Lovely returns Freddy’s smile, but hers is as forced as his is genuine.
“Let’s slow down, Mr. Frederickson,” she says. “What do you do for a living?”
“I’m on disability. Have been for many years. I have vision problems, so I can’t drive, amblyopia, a lazy eye they call it, since childhood. I’m a diabetic, other problems, bad back, so I can’t work much. Had thyroid cancer, but I’m cancer-free. Sometimes I do people’s income taxes, simple stuff, kind of like H&R Block, because back in the day before I moved to San Francisco, I was an accountant for the movie industry. Of course, I was on food stamps after that, and then on the streets. But mostly I can’t work anymore.”
“You were living on the Venice Beach boardwalk in July 1987, correct?”

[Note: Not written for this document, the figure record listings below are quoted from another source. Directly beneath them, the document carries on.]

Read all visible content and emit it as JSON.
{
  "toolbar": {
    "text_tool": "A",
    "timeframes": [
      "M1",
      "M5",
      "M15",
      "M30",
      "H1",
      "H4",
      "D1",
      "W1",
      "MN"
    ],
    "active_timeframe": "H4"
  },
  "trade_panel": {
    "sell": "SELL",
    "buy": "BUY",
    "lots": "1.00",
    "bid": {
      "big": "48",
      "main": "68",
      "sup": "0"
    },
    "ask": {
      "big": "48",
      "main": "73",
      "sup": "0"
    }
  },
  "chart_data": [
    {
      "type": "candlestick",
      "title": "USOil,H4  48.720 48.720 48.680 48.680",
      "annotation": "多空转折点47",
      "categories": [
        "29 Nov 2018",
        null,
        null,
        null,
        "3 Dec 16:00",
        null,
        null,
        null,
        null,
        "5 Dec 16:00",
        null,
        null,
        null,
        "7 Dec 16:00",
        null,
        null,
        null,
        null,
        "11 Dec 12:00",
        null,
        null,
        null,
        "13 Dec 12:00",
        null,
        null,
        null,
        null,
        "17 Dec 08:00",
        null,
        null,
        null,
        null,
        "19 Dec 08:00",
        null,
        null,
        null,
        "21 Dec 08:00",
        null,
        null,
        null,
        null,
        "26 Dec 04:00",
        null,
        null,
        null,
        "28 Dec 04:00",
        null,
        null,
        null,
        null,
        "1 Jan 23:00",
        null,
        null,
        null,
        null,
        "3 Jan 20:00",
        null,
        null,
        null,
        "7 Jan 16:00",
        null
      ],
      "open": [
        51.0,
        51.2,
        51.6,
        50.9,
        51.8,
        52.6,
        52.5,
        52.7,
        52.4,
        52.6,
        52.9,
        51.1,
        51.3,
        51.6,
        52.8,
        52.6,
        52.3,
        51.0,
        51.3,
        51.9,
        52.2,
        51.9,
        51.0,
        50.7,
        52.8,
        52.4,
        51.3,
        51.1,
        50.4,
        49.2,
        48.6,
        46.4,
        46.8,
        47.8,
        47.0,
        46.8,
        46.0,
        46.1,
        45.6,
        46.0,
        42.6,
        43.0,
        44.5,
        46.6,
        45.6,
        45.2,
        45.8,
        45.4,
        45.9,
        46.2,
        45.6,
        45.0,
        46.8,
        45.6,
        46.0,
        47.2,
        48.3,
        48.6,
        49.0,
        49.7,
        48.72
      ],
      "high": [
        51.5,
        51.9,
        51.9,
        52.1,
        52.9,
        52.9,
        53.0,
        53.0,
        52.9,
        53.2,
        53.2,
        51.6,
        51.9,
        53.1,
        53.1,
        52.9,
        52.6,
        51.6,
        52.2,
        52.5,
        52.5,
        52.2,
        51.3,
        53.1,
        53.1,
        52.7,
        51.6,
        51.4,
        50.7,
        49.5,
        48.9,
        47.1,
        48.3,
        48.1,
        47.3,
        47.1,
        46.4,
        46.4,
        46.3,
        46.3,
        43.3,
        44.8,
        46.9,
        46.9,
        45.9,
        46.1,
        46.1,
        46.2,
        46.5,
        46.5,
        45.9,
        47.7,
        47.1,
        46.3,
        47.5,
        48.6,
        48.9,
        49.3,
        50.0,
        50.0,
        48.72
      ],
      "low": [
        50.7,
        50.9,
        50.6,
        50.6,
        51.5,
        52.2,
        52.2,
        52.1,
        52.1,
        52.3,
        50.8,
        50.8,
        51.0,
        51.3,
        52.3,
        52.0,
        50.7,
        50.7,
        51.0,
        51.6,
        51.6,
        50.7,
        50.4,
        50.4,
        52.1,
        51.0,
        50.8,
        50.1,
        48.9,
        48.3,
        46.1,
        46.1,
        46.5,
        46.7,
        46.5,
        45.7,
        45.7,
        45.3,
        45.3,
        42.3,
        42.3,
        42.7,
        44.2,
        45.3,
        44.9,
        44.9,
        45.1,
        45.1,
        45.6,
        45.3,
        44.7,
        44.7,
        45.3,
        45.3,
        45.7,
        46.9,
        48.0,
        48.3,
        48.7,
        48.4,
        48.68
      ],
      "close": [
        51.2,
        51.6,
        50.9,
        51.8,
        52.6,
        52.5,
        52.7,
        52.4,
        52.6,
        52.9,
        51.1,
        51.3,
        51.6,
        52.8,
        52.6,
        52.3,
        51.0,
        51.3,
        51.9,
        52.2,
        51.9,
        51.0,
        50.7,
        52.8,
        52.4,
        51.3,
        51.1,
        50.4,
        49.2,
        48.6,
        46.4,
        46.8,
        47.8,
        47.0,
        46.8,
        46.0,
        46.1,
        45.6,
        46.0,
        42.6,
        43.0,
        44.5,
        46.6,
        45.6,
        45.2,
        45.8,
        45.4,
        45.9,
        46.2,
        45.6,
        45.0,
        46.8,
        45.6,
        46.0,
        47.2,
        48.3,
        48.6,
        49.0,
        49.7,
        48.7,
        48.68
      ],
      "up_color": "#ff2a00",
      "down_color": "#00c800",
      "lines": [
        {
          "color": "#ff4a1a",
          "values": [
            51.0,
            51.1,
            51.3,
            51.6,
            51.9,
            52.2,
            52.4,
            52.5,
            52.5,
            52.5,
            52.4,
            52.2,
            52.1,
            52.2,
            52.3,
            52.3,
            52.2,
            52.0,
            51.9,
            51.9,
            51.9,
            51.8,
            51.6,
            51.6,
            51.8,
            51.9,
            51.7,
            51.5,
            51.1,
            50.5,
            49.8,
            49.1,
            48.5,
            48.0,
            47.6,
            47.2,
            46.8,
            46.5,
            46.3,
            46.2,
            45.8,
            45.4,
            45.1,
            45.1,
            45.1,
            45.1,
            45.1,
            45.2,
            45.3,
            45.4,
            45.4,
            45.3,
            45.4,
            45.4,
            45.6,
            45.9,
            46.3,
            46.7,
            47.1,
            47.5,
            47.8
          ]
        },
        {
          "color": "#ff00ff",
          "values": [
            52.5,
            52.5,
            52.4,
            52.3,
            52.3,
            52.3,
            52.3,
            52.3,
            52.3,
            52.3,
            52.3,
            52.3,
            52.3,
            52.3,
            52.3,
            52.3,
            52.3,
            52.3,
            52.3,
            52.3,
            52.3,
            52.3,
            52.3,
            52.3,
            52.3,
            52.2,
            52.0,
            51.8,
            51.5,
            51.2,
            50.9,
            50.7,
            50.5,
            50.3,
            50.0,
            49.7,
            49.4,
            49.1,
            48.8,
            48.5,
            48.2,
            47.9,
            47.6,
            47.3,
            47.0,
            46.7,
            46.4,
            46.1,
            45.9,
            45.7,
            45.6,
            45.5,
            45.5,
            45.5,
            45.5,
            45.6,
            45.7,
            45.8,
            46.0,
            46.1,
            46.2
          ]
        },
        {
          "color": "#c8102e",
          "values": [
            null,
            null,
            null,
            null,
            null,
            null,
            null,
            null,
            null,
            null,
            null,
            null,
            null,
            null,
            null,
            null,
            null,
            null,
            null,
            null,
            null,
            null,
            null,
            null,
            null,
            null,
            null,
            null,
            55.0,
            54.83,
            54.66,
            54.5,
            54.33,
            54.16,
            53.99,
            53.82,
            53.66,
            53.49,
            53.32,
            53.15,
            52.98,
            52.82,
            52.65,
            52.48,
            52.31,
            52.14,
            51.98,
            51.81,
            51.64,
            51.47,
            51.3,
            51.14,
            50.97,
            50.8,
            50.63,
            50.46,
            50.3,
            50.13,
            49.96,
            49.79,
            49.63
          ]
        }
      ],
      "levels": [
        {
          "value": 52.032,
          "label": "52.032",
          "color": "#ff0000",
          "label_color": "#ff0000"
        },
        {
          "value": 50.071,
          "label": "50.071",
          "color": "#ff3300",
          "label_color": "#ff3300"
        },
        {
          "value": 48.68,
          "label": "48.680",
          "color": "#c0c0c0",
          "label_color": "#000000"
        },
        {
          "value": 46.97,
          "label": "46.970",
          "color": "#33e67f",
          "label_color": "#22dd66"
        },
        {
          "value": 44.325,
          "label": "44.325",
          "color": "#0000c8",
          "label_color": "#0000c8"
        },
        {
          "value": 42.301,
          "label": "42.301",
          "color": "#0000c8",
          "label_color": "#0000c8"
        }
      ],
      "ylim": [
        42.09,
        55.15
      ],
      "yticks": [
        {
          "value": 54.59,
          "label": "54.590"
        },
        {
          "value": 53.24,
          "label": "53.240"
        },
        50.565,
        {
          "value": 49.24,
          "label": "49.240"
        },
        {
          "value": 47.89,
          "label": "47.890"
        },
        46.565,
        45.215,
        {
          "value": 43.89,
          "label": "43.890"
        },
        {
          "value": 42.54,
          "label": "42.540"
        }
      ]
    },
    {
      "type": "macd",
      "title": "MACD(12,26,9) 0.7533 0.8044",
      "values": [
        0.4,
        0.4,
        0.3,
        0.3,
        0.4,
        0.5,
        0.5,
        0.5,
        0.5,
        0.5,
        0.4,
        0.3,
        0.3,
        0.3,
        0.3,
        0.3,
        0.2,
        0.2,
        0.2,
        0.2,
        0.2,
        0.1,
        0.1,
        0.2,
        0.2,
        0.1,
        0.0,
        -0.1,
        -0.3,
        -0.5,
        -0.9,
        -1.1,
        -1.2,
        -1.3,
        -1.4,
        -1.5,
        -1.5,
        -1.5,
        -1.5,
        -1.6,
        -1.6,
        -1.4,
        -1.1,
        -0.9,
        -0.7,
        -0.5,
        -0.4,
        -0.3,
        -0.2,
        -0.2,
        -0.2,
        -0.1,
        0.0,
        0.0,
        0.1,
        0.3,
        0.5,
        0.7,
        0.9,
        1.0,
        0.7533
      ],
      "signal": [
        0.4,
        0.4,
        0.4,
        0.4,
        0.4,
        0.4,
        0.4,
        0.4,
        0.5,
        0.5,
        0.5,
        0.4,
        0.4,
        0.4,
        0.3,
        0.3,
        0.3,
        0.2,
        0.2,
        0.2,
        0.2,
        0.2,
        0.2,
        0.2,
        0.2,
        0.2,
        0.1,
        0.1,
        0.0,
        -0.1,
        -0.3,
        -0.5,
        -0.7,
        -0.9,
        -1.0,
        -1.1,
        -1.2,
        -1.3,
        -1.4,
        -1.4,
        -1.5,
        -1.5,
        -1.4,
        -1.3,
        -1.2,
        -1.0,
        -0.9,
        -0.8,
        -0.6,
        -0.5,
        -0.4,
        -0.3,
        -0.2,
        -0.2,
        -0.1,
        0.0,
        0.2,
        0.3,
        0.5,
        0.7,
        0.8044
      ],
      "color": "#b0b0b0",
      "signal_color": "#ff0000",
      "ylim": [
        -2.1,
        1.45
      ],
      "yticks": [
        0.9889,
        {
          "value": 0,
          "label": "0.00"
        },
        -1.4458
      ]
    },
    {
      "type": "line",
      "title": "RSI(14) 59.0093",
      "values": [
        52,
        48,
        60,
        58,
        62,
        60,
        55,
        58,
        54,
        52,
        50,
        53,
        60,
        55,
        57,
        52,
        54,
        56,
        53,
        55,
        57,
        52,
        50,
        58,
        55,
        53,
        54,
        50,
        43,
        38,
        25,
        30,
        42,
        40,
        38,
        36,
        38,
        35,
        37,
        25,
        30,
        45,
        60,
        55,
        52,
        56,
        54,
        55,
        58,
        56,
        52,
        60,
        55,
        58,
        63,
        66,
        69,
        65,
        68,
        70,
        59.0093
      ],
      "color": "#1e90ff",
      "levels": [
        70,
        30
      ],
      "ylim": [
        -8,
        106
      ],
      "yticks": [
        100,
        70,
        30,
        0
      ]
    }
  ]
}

You’re not supposed to lead your own witness, but there’s an exception for background questions, which this is. I stand and object anyway just because Freddy’s first rambling answer broke Lovely’s rhythm, and I want to see if I can throw her off some more. I’m ready to duck and cover in response to what I expect will be Judge Grass’s rebuke for my spurious objection—I used the same technique against her when she and I were trial adversaries—but to my surprise she says, “Sustained.”